Upon arrival at Tallboys, Bunter and the Wimseys find the house locked and dark with the housekeeper unaware of the change of ownership. Extracting the spare keys from Miss Twitterton, Noakes' niece, Peter and Harriet try to make the house more hospitable, only to be stymied by unswept chimneys and failing oil stoves and a general lack of order. Leaving the details for the next morning, Peter scrubs himself under the scullery pump before heading up to bed.

The next morning starts on a farcical note with the arrival of Tom Puffett, an opinionated local builder and sweep. Despite the power Puffett puts behind his rods, he's unable to clear the chimney. The local vicar arrives and suggests a drastic solution: the use of a shotgun to clear the corroded soot. The mayhem created by the vicar's suggestion is further complicated by the arrival of Miss Twitterton, worried about her uncle's whereabouts, by grumpy gardener Frank Crutchley grousing about the whereabouts of the 40 pounds he invested in Noakes' radio shop, and by the arrival of a lawyer called MacBride with a writ to seize Noakes' assets in lieu of payment.

The mood darkens when Bunter happens to find the much sort Noakes dead at the foot of the cellar stairs, his head staved in and the cash from Peter's purchase of Tallboys in his pocket. The police, in the shape of the literary Superintendent Kirk and flat-footed Constable Sellon, arrive to try and unravel the mystery of how a man might come to be murdered in a locked house.

While not as wonderful and ambitious as Gaudy Night, Busman's Honeymoon rounds the series off nicely. Despite the murder, the atmosphere is playful. Harriet and Peter punctuate their conversations with Kirk with a quotation guessing game, Peter's attempts to be gushing and Romantic seem to constantly fall foul of someone else being in the wrong place at the wrong time — he bumps into the housekeeper while naked and his attempts to channel the spirit of Donne are ruined by the unexpected arrival of Miss Twitterton — and the eventual confiscation of the furniture by a team of bailiffs just adds to the air of farce.

The trio of principal characters are well drawn, while the epistolary opening gives Sayers a natural way to include a series of varied accounts of the Wimseys' wedding without allowing the minor players to intrude into the primary narrative.

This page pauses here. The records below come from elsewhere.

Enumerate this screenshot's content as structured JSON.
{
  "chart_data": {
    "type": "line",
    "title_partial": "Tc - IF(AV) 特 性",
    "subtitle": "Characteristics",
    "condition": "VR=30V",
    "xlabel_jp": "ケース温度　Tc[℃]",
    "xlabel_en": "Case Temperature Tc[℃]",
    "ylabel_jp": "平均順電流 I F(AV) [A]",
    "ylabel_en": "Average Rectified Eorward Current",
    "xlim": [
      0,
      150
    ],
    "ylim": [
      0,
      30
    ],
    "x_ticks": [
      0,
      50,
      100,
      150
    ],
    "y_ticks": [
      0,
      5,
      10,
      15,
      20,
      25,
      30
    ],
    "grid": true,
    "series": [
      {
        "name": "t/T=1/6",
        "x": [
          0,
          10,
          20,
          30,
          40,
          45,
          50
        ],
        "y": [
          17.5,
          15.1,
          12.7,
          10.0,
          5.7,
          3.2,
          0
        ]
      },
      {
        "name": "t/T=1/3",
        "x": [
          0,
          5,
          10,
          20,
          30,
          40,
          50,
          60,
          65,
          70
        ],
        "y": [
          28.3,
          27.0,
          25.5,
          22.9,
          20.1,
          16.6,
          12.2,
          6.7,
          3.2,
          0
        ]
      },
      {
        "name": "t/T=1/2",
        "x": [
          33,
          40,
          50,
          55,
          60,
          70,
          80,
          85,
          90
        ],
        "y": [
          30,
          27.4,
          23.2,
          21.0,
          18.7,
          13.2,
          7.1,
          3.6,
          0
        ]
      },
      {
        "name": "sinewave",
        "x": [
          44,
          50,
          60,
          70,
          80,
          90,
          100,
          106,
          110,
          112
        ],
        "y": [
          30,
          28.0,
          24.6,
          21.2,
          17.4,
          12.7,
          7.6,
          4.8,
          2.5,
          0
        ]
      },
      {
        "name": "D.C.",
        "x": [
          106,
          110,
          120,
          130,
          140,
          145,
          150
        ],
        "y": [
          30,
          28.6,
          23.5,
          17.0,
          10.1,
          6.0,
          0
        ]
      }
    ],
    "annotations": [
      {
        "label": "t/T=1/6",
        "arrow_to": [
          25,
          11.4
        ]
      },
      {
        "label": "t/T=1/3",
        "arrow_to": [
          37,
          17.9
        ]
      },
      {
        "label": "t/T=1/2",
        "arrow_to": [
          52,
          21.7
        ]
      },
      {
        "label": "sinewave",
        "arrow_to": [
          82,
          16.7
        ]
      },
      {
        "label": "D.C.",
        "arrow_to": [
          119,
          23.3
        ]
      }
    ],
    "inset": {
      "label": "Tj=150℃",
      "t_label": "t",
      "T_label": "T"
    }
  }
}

Bunter gets a good deal more stage time than usual, giving him a chance to demonstrate his genuine concerns of the changes to His Lordship's household — in the scene when Mrs Ruddle accidentally dusts all His Lordship's vintage port, his frustrations become so profound that he inadvertently drops an H!

Despite finding a dead body in their cellar and fretting about whether they should really be spending the first days of their honeymoon sending someone to the gallows, Peter and Harriet weather their first marital crisis without giving up their essential characters. And if Peter struggles with his sense of responsibility once the murderer is caught, going so far as to ask Sir Impey Biggs to defend them and doing his damnest to help them, Harriet and Bunter are there to see him through his crisis with their own particular brands of support.

A charming end to an enjoyable series of novels.